Sonntag, 29. November 2015

Die seltsame Insolvenz der Druckerei Himmer / Phoenix Print


Und täglich grüßt das Murmeltier  - aus Augsburg Lechhausen: Zwei bayerische Druckereibetriebe fusionieren, kurz darauf muss die Augsburger Betriebsstätte Insolvenz anmelden. Ein Geschäftsführer bricht eine Tür auf und auch sonst ist alles reichlich mysteriös bei der Phoenix Print.

Rainer Fichtner, Betriebsratsvorsitzender bei Phoenix Print Augsburg, glaubt, diese Insolvenz sei bewusst herbeigeführt worden.
 Mittwoch, der 30. September 2015. Rainer Fichtner steht vor dem Gebäude der Phoenix Print GmbH in Augsburg und raucht. Alle paar Minuten kommen Kollegen, schütteln ihm die Hand, die Stimmung ist gedrückt. Morgen wird die Phoenix Print ihre Tore schließen, möglicherweise für immer. Der Grund: Insolvenz. "Wir haben die Vermutung, dass das alles von langer Hand geplant worden ist", sagt Fichtner. "Irgendwas ist hier faul."

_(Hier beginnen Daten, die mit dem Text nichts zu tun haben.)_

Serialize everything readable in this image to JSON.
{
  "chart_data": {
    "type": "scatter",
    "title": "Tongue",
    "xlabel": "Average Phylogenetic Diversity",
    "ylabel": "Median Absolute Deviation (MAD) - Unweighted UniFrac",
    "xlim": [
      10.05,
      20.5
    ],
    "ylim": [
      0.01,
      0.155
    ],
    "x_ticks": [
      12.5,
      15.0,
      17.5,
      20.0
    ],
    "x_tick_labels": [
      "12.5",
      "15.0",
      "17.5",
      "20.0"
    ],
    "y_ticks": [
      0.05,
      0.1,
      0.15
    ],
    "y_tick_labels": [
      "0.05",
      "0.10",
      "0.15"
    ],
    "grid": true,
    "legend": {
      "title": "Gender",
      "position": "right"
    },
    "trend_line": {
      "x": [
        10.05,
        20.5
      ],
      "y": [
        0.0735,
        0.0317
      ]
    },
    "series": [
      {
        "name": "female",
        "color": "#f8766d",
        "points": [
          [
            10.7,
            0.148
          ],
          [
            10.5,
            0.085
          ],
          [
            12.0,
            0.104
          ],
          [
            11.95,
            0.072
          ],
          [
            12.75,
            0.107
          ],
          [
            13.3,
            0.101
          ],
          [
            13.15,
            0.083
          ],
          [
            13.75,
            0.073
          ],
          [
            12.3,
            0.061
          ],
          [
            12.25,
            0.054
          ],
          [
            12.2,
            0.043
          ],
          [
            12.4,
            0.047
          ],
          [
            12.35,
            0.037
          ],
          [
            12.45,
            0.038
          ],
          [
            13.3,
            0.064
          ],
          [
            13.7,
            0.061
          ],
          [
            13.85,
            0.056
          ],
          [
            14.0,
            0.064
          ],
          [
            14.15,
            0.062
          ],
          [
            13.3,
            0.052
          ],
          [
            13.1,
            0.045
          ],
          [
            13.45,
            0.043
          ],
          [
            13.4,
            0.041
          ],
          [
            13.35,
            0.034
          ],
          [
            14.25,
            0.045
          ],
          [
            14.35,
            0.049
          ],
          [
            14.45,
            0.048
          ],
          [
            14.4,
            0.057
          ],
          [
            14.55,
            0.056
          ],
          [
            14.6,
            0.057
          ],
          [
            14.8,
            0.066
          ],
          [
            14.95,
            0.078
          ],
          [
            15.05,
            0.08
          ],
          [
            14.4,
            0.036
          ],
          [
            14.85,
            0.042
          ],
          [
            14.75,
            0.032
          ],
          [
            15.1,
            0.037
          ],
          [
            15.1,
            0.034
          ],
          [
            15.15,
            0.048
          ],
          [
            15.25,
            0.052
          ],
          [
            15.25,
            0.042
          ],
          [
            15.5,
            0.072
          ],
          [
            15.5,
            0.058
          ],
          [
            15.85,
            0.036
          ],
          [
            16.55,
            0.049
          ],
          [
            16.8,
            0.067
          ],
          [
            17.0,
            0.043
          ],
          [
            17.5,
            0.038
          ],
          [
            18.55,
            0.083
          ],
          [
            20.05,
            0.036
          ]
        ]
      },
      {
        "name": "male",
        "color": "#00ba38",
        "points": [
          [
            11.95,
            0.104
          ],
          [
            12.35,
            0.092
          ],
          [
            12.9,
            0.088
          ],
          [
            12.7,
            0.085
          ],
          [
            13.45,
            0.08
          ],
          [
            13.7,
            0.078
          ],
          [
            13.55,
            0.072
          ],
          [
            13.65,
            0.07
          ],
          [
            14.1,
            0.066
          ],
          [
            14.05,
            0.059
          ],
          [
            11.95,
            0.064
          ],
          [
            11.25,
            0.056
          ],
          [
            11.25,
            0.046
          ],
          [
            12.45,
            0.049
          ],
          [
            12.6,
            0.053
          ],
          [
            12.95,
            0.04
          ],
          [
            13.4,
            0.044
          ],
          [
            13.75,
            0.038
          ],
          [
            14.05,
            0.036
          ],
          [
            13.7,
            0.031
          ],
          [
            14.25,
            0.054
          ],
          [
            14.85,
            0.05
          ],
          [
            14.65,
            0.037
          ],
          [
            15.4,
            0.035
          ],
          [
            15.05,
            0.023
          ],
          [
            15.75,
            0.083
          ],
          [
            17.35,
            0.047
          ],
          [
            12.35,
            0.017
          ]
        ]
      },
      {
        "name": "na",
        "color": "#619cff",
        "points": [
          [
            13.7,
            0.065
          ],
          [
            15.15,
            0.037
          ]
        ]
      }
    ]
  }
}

 Tatsächlich ist einiges suspekt am plötzlichen Ende des Druckereibetriebes. Im April 2015 ging es los. Damals hieß die Phoenix Print Augsburg noch Himmer AG und stand schon einmal kurz vor der Insolvenz. Das zumindest sagte der damalige Geschäftsführer Fischer seinerzeit und präsentierte den 84 Beschäftigten auch gleich einen Ausweg: Eine Fusion mit der Würzburger Druckerei Stütz GmbH. Betriebsrat und Belegschaft wurden vor die Wahl gestellt: Entweder Fusion oder Insolvenz. Bedenkzeit: Eine Woche. "Das kam uns damals schon ein bisschen vor wie eine feindliche Übernahme", sagt einer der Kollegen von Phoenix Print. Da es keine Alternative gab, stimmten die Belegschaft und der Betriebsrat zu – die Himmer AG  verschmolz mit der Würzburger Stürz GmbH und hieß fortan Phoenix Print. Alle Vermögenswerte gingen nach Würzburg.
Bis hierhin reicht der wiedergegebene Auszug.